Evidente que a Constituição Federal de 1988 não possui as características do novo constitucionalismo latino-americano que incorporou explicitamente a chamada “Teoria da Pachamamma”, que declara a “mãe natureza” como sujeito de direitos, consoante  Constituição do Equador e da Bolívia. Todavia, assumir um modelo antropocêntrico clássico é distorcer o texto constitucional, que mitiga esta concepção nos §§ 4º e 5º e incs. I,II, III e VII do §1º do art. 225, em que a proteção dos contextos ambientais sobressaem com autonomia em relação ao ser humano, de modo que no mínimo subsistiria um antropocentrismo alargado no texto constitucional. 

Outrossim, a tese do antropocentrismo clássico na Constituição afrontaria à própria evolução da concepção do meio ambiente, ao fenômeno da mutação constitucional e à vedação ao retrocesso ambiental. No mais, o STF tem se inclinado a uma posição biocêntrica na interpretação do normativo constitucional, vide ADI 4983, tal como o STJ (Resp 1.797.175/SP) e o próprio Congresso Nacional (Lei 14.064/2020). 

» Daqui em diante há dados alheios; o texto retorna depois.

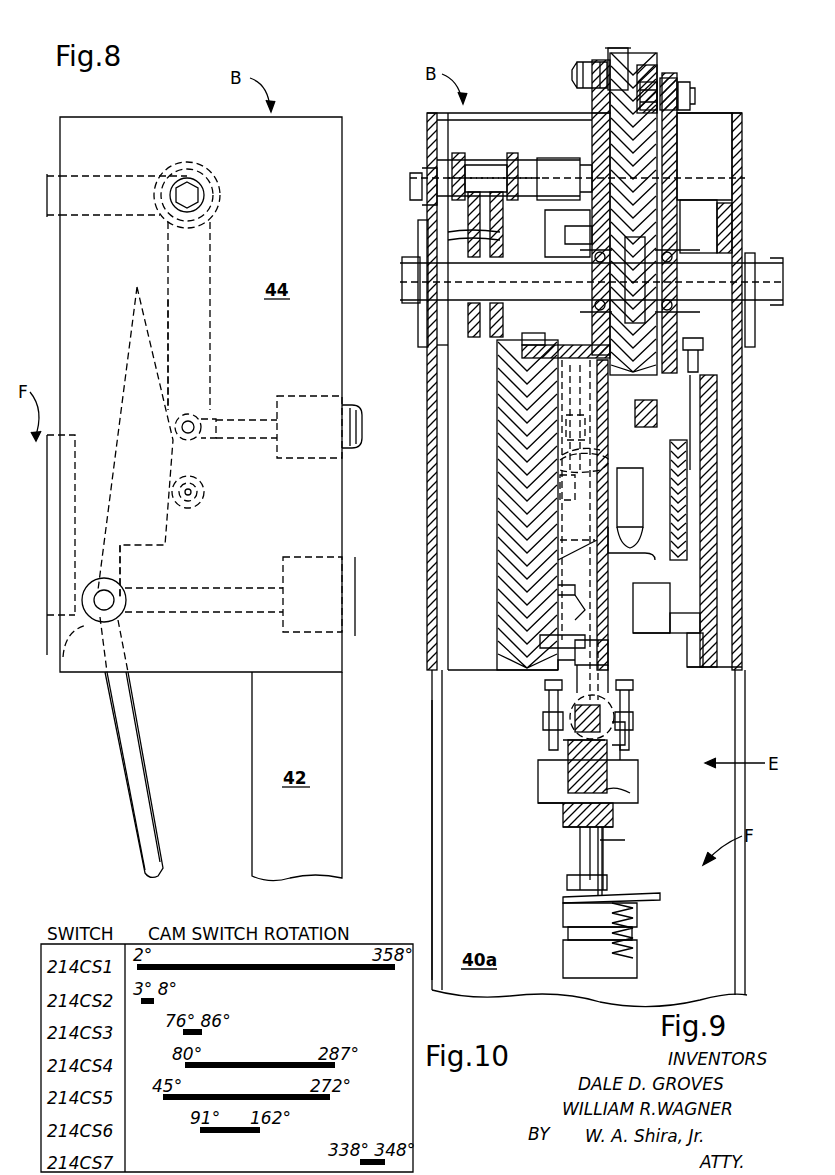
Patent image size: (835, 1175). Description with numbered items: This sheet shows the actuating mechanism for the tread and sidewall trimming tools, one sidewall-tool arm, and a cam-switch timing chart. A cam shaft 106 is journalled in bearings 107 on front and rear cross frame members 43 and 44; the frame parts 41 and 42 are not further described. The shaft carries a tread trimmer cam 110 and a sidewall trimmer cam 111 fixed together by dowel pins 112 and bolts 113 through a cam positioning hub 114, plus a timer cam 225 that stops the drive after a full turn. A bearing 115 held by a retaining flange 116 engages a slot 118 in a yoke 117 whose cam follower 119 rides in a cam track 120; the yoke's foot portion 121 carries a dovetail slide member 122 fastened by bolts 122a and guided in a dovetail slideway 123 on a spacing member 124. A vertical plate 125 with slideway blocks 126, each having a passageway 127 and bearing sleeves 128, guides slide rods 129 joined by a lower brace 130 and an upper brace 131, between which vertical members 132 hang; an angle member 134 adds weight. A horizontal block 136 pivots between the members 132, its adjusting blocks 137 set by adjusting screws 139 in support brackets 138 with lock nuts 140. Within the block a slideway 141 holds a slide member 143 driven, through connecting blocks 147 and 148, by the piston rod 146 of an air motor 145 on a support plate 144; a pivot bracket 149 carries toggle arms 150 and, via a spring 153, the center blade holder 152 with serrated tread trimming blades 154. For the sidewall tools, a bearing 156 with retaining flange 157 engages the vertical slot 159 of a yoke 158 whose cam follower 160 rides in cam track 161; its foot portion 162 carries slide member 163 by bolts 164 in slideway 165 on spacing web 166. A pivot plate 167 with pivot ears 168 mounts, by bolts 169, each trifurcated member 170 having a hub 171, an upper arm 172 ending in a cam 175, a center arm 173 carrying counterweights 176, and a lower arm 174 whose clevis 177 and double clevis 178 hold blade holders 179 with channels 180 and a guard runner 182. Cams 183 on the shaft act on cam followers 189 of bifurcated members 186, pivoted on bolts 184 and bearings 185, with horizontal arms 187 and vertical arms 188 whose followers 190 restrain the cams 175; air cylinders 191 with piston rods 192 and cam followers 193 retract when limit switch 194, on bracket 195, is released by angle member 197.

In FIG. 9, the column 41 is at (748, 942).
In FIG. 9, the slide plate 42 is at (442, 864).
In FIG. 9, the front cross frame member 43 is at (742, 545).
In FIG. 9, the rear cross frame member 44 is at (430, 490).
In FIG. 9, the cam shaft 106 is at (402, 268).
In FIG. 9, the bearings 107 is at (418, 310).
In FIG. 9, the tread trimmer cam 110 is at (636, 52).
In FIG. 9, the sidewall trimmer cam 111 is at (648, 65).
In FIG. 9, the dowel pins 112 is at (628, 260).
In FIG. 9, the bolts 113 is at (660, 312).
In FIG. 9, the cam positioning hub 114 is at (645, 272).
In FIG. 9, the bearing 115 is at (560, 250).
In FIG. 9, the retaining flange 116 is at (585, 262).
In FIG. 9, the yoke 117 is at (592, 100).
In FIG. 9, the slot 118 is at (598, 135).
In FIG. 9, the cam follower 119 is at (598, 45).
In FIG. 9, the cam track 120 is at (617, 48).
In FIG. 9, the foot portion 121 is at (522, 355).
In FIG. 9, the dovetail slide member 122 is at (498, 385).
In FIG. 9, the bolts 122a is at (525, 340).
In FIG. 9, the dovetail slideway 123 is at (535, 672).
In FIG. 9, the spacing member 124 is at (448, 536).
In FIG. 9, the vertical plate 125 is at (597, 555).
In FIG. 9, the slideway block 126 is at (580, 575).
In FIG. 9, the vertical circular passageway 127 is at (600, 455).
In FIG. 9, the bearing sleeve 128 is at (628, 425).
In FIG. 9, the slide rod 129 is at (608, 672).
In FIG. 9, the horizontal brace 130 is at (575, 655).
In FIG. 9, the short horizontal brace 131 is at (562, 400).
In FIG. 9, the vertical member 132 is at (608, 685).
In FIG. 9, the angle member 134 is at (540, 642).
In FIG. 9, the horizontal block 136 is at (613, 808).
In FIG. 9, the adjusting block 137 is at (563, 820).
In FIG. 9, the adjusting screw support bracket 138 is at (630, 740).
In FIG. 9, the adjusting screws 139 is at (633, 700).
In FIG. 9, the lock nuts 140 is at (565, 740).
In FIG. 9, the slideway 141 is at (638, 775).
In FIG. 9, the slide member 143 is at (570, 770).
In FIG. 9, the support plate 144 is at (563, 758).
In FIG. 9, the reciprocating air motor 145 is at (545, 708).
In FIG. 9, the piston rod 146 is at (543, 730).
In FIG. 9, the first connecting block 147 is at (625, 760).
In FIG. 9, the second connecting block 148 is at (633, 722).
In FIG. 9, the pivot bracket 149 is at (620, 792).
In FIG. 9, the toggle arms 150 is at (538, 805).
In FIG. 9, the center trimming blade holder 152 is at (603, 850).
In FIG. 9, the spring 153 is at (580, 835).
In FIG. 9, the serrated tread trimming blades 154 is at (590, 860).
In FIG. 9, the bearing 156 is at (684, 230).
In FIG. 9, the retaining flange 157 is at (717, 235).
In FIG. 9, the yoke 158 is at (670, 80).
In FIG. 9, the vertical slot 159 is at (672, 140).
In FIG. 9, the cam follower 160 is at (690, 96).
In FIG. 9, the cam track 161 is at (655, 84).
In FIG. 9, the foot portion 162 is at (700, 355).
In FIG. 9, the dovetail slide member 163 is at (718, 385).
In FIG. 9, the bolts 164 is at (700, 340).
In FIG. 9, the dovetail slideway 165 is at (700, 670).
In FIG. 9, the spacing web 166 is at (720, 662).
In FIG. 8, the pivot plate 167 is at (60, 430).
In FIG. 9, the pivot plate 167 is at (700, 623).
In FIG. 8, the pivot ears 168 is at (75, 637).
In FIG. 9, the pivot ears 168 is at (670, 600).
In FIG. 8, the bolts 169 is at (120, 608).
In FIG. 9, the bolts 169 is at (575, 616).
In FIG. 8, the trifurcated member 170 is at (98, 722).
In FIG. 8, the central mounting hub 171 is at (66, 658).
In FIG. 9, the central mounting hub 171 is at (633, 635).
In FIG. 8, the upper arm 172 is at (122, 568).
In FIG. 9, the upper arm 172 is at (575, 598).
In FIG. 8, the center arm 173 is at (218, 612).
In FIG. 8, the lower arm 174 is at (130, 762).
In FIG. 9, the lower arm 174 is at (580, 882).
In FIG. 8, the cam 175 is at (166, 530).
In FIG. 9, the cam 175 is at (545, 284).
In FIG. 8, the counterweights 176 is at (352, 597).
In FIG. 9, the clevis 177 is at (607, 880).
In FIG. 9, the double clevis 178 is at (635, 930).
In FIG. 9, the trimming blade holders 179 is at (563, 906).
In FIG. 9, the trimming blade receiving channel 180 is at (568, 955).
In FIG. 9, the guard runner 182 is at (660, 897).
In FIG. 9, the cams 183 is at (448, 234).
In FIG. 8, the bolts 184 is at (195, 195).
In FIG. 9, the bolts 184 is at (412, 190).
In FIG. 8, the bearings 185 is at (200, 172).
In FIG. 9, the bearings 185 is at (578, 160).
In FIG. 8, the bifurcated cam follower member 186 is at (225, 246).
In FIG. 9, the bifurcated cam follower member 186 is at (535, 114).
In FIG. 8, the horizontal arm 187 is at (88, 176).
In FIG. 9, the horizontal arm 187 is at (503, 160).
In FIG. 8, the vertical arm 188 is at (212, 340).
In FIG. 9, the vertical arm 188 is at (555, 320).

Desse modo, ainda que se sustente que os seres vivos não podem ser considerados em si como sujeitos de direitos na ordem jurídica nacional, eles são destinatários de proteção especial desvinculada do ser humano ou mesmo do interesse estatal. Lembro que o meio ambiente é capítulo da Ordem Social, em que há atividades de interesse público, tipicamente estatais, mas não exclusivamente. Isto é, não só é plenamente possível que agentes privados atuem na seara ambiental, como incentivado (“art. 225. (...) impondo-se ao Poder Público e à coletividade o dever de defendê-lo e preservá- lo para as presentes e futuras gerações.”). No caso, ser bem público ou não é mera categoria formal, pois a atividade desenvolvida ainda se dá em favor da coletividade, caso contrário todo arcabouço normativo destinado ao Terceiro Setor seria despiciendo. Por fim, destaco que se trata de ser vivo afastado do seu ecossistema natural e destinado à atividade de lazer com confinamento. Intuitivo que a imersão em um santuário com dimensões  compatíveis, emulação de convívio, pessoal especializado e outras espécimes assemelhadas tragam maior carga protetiva ao animal que em laudos e imagens mostrava visível desgaste. Noto que já houve a transferência do animal, bem sucedida, se encontrando ele hoje em santuário adequado aos elefantes. Por derradeiro, consigna-se expressamente que a análise fática e jurídica retro realizada já levou em conta e dá como prequestionados todos os dispositivos constitucionais e legais ventilados em sede recursal, não sendo preciso transcrevê-los aqui um a um, nem mencionar cada artigo por sua identificação numeral. 

Assim já se pacificou nos tribunais superiores. 

DISPOSITIVO: 

Diante do exposto, voto pelo provimento do recurso.